Antes da pandemia um aluno do curso de profissionais, contratado para organizar um jantar harmonizado, perguntou-me quais os cuidados especiais que deveria tomar. Aproveito-me do ensejo para abordar novamente o assunto que apresento em detalhe no meu livro Harmonização (Editora Mauad, Rio, 2ª edição 2017).
Um almoço ou jantar contando com mais de dois pratos, acompanhado de vinhos, merece ser organizado a partir de certas diretrizes para que seja mesmo um sucesso delicioso.
Na base dessa afirmação está o fato de que, antes da refeição, os sentidos estão despertos e que a acuidade sensorial é enorme. Ela se reduz, porém, na medida em que a fome e a sede diminuem, de forma que, para que o prazer se mantenha, é indispensável começar por sabores discretos e avançar para os mais marcantes.
Dizemos, assim, que uma refeição está adequadamente organizada quando a sequência das comidas e das bebidas é criteriosa: (1) das comidas leves para as robustas e saborosas; (2) dos vinhos leves para os encorpados e aromáticos; e (3) cada prato harmonizado com seu vinho.

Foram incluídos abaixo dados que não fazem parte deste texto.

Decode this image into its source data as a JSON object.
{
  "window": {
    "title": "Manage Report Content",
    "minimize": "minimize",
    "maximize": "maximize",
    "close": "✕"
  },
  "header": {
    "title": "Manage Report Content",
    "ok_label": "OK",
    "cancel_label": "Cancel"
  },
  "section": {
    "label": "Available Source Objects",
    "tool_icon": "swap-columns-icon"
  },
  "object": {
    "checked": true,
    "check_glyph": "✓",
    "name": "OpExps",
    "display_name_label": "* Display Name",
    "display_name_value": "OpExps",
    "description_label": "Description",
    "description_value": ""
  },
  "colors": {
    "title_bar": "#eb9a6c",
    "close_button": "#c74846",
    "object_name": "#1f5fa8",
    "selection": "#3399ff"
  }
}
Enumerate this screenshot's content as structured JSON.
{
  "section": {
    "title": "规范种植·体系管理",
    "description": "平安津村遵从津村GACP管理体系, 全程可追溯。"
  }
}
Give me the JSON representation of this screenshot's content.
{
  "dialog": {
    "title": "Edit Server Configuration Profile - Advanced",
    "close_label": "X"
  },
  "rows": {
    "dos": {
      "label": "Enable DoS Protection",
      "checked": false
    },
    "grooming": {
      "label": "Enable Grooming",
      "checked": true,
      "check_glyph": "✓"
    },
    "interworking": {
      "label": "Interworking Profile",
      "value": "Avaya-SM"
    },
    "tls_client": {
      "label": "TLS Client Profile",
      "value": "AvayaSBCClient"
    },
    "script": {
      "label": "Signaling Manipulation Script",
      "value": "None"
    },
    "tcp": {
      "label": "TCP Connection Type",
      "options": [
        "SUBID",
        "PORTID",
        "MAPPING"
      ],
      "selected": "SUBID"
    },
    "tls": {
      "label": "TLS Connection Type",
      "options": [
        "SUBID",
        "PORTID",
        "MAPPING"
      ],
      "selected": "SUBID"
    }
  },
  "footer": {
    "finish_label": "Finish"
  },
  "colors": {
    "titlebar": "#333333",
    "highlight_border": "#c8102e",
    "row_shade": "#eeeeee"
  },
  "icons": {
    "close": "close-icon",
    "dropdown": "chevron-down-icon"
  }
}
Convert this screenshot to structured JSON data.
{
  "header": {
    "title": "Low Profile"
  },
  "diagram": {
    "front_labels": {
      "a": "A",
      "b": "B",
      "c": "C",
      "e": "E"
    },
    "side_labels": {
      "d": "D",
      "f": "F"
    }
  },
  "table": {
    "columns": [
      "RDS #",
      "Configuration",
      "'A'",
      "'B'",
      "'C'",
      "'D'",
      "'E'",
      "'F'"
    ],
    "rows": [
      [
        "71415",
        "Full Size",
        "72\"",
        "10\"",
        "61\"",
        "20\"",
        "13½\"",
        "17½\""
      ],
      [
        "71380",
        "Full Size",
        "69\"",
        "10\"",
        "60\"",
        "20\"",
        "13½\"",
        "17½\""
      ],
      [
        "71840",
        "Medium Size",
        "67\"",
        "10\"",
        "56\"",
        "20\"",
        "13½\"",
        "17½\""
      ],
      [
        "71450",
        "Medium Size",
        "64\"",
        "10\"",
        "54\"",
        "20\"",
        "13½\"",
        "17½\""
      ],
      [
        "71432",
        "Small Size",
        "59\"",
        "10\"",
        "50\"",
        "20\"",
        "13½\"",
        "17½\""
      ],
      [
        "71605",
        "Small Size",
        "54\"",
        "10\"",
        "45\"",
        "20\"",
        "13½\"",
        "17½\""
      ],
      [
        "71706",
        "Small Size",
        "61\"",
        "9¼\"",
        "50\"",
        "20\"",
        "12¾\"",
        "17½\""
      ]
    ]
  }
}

O sentimento de prazer à mesa permanece assim durante todo o almoço ou todo o jantar.
É preciso não se esquecer do caráter dinâmico dessa série, isto é, o que vem antes e o que virá depois, para não cair em armadilhas. Evite-se, por exemplo, incluir uma iguaria que requer vinho doce antes de outra que exige tinto ou um prato que pede rosé antes de outro que requer um branco seco.
Consideremos, por exemplo, uma sequência de quatro fases: entrada, primeiro prato, prato principal e sobremesa. As comidas correspondentes poderiam ser então antepastos ou canapés de entrada; saladas, sopas ou massas como primeiro; peixes, aves ou carnes como principal; frutas ou doces como sobremesa, tendo como companhia, sucessivamente, espumante bem frio, branco ou rosé frio, branco ou tinto, vinho doce ou espumante demi-sec.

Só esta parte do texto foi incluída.